In the past, loans were deemed as bad, very expensive and outside the reach of many.  As a result, our economies adopted a save to get what you needed culture.  Houses grew in stages.  First, the wooden section.  Then members of the family would save to buy cement, the children would “head” sand (make trips with a bucket to the river to get ghaut sand), and a skilled person would make concrete blocks using the cement and the sand.  These would be left in the sun to bake for a few days, prevented from getting wet initially until they were fully cured.   Over time the family members would head stones from the river and some adult or skilled child would spend his afternoons after school pounding stones into gravel.  With enough blocks, enough stones and enough money saved more cement would be purchased and bay sand would be headed from the nearest bay until there was enough.  Then the real action begins, one Saturday and or Sunday morning, the yard is suddenly filled with what seems like all the men in the village.  Trenches for the footings are dug, a set mixing concrete, someone bending steal and next thing you see the foundation for an addition to the house.  In tandem the ladies of the abode would cook and depending on the family and the big milestones this could include freshly produced meat cooked up either in souse, goat water or simply bull foot soup.  This process could take months but at the end of it with a window made now and a door later, an addition to the house would be completed.  Never mind no electricity is in it as yet, that too could come later.

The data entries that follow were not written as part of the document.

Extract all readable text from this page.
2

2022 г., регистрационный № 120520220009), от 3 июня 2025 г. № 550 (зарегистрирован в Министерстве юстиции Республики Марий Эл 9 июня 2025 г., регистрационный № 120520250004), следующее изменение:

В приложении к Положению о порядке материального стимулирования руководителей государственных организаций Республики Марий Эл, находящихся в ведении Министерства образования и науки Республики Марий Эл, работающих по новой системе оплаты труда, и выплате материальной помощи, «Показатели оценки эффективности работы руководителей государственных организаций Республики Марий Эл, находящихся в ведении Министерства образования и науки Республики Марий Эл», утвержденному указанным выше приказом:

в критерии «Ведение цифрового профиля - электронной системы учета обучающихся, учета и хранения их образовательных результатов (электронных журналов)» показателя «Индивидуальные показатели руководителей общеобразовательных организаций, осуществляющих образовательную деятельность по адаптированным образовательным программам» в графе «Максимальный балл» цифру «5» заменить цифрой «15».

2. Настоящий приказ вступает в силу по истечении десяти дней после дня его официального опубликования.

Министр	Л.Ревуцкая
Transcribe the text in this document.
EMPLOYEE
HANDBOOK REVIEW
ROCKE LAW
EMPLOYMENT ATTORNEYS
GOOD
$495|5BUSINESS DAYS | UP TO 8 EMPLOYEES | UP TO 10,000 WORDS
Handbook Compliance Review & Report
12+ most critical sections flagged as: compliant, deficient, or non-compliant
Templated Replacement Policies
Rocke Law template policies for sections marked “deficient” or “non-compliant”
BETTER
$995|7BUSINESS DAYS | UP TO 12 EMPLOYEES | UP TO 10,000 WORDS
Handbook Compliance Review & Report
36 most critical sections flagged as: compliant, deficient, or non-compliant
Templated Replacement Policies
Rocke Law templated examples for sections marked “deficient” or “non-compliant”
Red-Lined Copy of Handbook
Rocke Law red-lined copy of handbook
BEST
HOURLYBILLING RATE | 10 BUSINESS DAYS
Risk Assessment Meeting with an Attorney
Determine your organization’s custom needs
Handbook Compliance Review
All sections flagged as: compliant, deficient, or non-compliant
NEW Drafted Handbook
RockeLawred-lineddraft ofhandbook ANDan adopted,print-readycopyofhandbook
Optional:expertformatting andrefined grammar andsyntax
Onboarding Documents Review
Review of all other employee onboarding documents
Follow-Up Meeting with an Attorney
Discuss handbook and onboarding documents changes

This was the culture of community, of self-help, of today for you and tomorrow for me.  It is from this genesis that savings of any earned money included pooled savings with payouts rotated on a set frequency basis.  In the Eastern Caribbean this have been called Sous Sous (Sue Sue), partner hand, or Box.  The economy was agrarian and persons who had means held wealth in livestock and land in some countries.  For the few who had access, having a bank account was a prestigious thing.  For the rest money was shared, people knew each other, raised each other’s children and was ok working with each other.  Shop keepers would give you goods on trust and make their notes in their little book.  Debts were settled.

It was the produce from the fields and sale of livestock that has created many a lawyer, doctor or other professional today.  It is with this transition to a new professional class coupled with the prestige of having a bank account that saw the growth in the perception that the safest place for your money was in the bank.  As banks sought to market their services, persons were discouraged from the incremental approach for acquiring wealth, to the model of – leave your money in the bank and the bank will lend you to build or to buy and you will have immediate use of the funds.  This was also the birth of hire contractors and get it done now.  No more self-help.  In with work for hire and the death of community.  People not as close, knowing less of each other and less willing to help.  The prestigious bank book becomes a trophy.  The paradox of cultures emerges.